Georgia Senate Approves $5 Billion Boost in State Spending for Worker Bonuses and Infrastructure Development

Brian Kemp, governor of Georgia, during a panel session on day three of the World Economic Forum (WEF) in Davos, Switzerland, on Thursday, Jan. 18, 2024.

The Georgia Senate is backing modifications to the state budget that would increase spending by $5 billion.

This includes funding for bonuses already distributed to state employees and teachers, extra road construction, new dental and medical schools, and reducing certain state debts.

The Senate approved House Bill 915 with a vote of 54-1 on Thursday. The bill will allocate additional funds to the existing budget until June 30.

The House and Senate will now collaborate to resolve their differences and then send the measure to Republican Gov. Brian Kemp once they reach an agreement.

Senate Appropriations Committee Chairman Blake Tillery, a Vidalia Republican, informed senators that there were minimal distinctions between Kemp’s proposal and those of the House and Senate. “There’s agreement on 95% of the budget,” Tillery stated.

Kemp suggested increasing state spending to $37.5 billion from the $32.5 billion approved by lawmakers last year. The total expenditure, which includes federal assistance, tuition fees, fines, and other fees, is projected to increase to $67.5 billion.

The state has the flexibility to increase spending despite a slowdown in tax collections. This is due to Governor Kemp’s conservative revenue estimate and Georgia’s substantial surplus of $10.7 billion in addition to its $5.4 billion rainy day fund.

Kemp plans to allocate as much as $2 billion from the surplus. Lawmakers are limited to adjusting or reducing the governor’s proposed spending to stay within Kemp’s revenue estimate.

Just before Christmas, the governor announced $1,000 bonuses for state and university employees as well as public school teachers.

The House plan allocates $315 million to cover the bonuses. Kemp has moreover suggested salary increases for staff starting on July 1.

These will be finalized by lawmakers in March when they vote on the budget for the next year. Kemp is proposing a 4% cost-of-living increase for state and university employees, with teachers receiving a similar $2,500 raise.

Georgia Senate Adjusts Budget for Roads, Local Aid, and Prison Tech

Brian Kemp, governor of Georgia, during a Bloomberg Television interview on day two of the World Economic Forum (WEF) in Davos, Switzerland, on Wednesday, Jan. 17, 2024.


The Senate made adjustments to Kemp’s proposal to allocate an additional $1.5 billion to accelerate scheduled road projects and create a freight infrastructure initiative.

The Senate plans to allocate an additional $50 million towards road repaving due to increased expenses for asphalt and concrete. They argue that the $100 million proposed by the House is excessive, considering the federal match.

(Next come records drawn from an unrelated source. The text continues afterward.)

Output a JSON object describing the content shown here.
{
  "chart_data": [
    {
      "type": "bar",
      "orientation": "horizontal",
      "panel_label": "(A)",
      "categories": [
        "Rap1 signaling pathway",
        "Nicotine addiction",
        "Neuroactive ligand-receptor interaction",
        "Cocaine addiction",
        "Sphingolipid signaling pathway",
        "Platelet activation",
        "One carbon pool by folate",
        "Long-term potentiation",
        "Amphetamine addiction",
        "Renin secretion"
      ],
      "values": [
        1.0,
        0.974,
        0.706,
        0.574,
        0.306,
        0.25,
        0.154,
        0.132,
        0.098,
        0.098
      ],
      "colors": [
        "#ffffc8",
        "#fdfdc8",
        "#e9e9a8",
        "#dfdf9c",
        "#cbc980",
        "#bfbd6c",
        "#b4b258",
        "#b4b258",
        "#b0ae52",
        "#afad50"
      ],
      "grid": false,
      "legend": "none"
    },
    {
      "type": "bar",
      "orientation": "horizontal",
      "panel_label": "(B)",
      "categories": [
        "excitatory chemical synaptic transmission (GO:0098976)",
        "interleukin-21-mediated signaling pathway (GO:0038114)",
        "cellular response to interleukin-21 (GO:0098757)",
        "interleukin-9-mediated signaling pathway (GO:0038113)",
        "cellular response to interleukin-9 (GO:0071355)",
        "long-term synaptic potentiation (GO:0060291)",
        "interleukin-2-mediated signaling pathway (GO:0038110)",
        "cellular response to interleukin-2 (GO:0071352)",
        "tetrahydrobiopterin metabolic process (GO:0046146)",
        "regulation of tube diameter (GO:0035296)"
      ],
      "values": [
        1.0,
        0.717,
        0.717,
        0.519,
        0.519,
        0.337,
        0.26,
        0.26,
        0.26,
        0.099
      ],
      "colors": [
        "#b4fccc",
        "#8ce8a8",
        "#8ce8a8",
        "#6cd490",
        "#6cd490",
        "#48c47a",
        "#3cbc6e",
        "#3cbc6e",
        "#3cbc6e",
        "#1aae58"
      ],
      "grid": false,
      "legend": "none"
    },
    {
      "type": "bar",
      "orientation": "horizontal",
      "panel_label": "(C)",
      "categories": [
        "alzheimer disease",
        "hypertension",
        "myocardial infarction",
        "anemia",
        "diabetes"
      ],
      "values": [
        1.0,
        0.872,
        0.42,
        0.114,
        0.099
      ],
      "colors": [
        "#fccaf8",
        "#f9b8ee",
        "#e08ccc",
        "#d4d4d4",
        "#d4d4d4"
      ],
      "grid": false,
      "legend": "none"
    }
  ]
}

The Senate plans to reduce Kemp’s proposed spending increase on freight infrastructure to $500 million and cut increased spending on big state Department of Transportation projects to $593 million.

The Senate plans to allocate the savings towards providing additional assistance to local governments. It proposes increasing funding for road and bridge aid to cities and counties to $250 million.

Support for local airports would increase to $98 million from the $27 million initially proposed by the House. The Senate plans to increase state-owned railroad aid to $8.5 million, doubling the amount proposed by the House.

The focus on local benefits is evident in the Senate budget, which includes an extra $14.1 million for construction at state parks, historic sites, and recreation sites.

Additionally, there is a proposal to increase community development grants to $5 million, up from the $2.5 million suggested by the House.

The Senate approved funding of $451 million to complete construction of a new prison in Washington County and $135 million for repairs to other prisons.

The Senate budget proposes spending $15.3 million, an increase from the House’s proposed $9.8 million, to implement technology aimed at preventing state prison inmates from accessing contraband cell phones.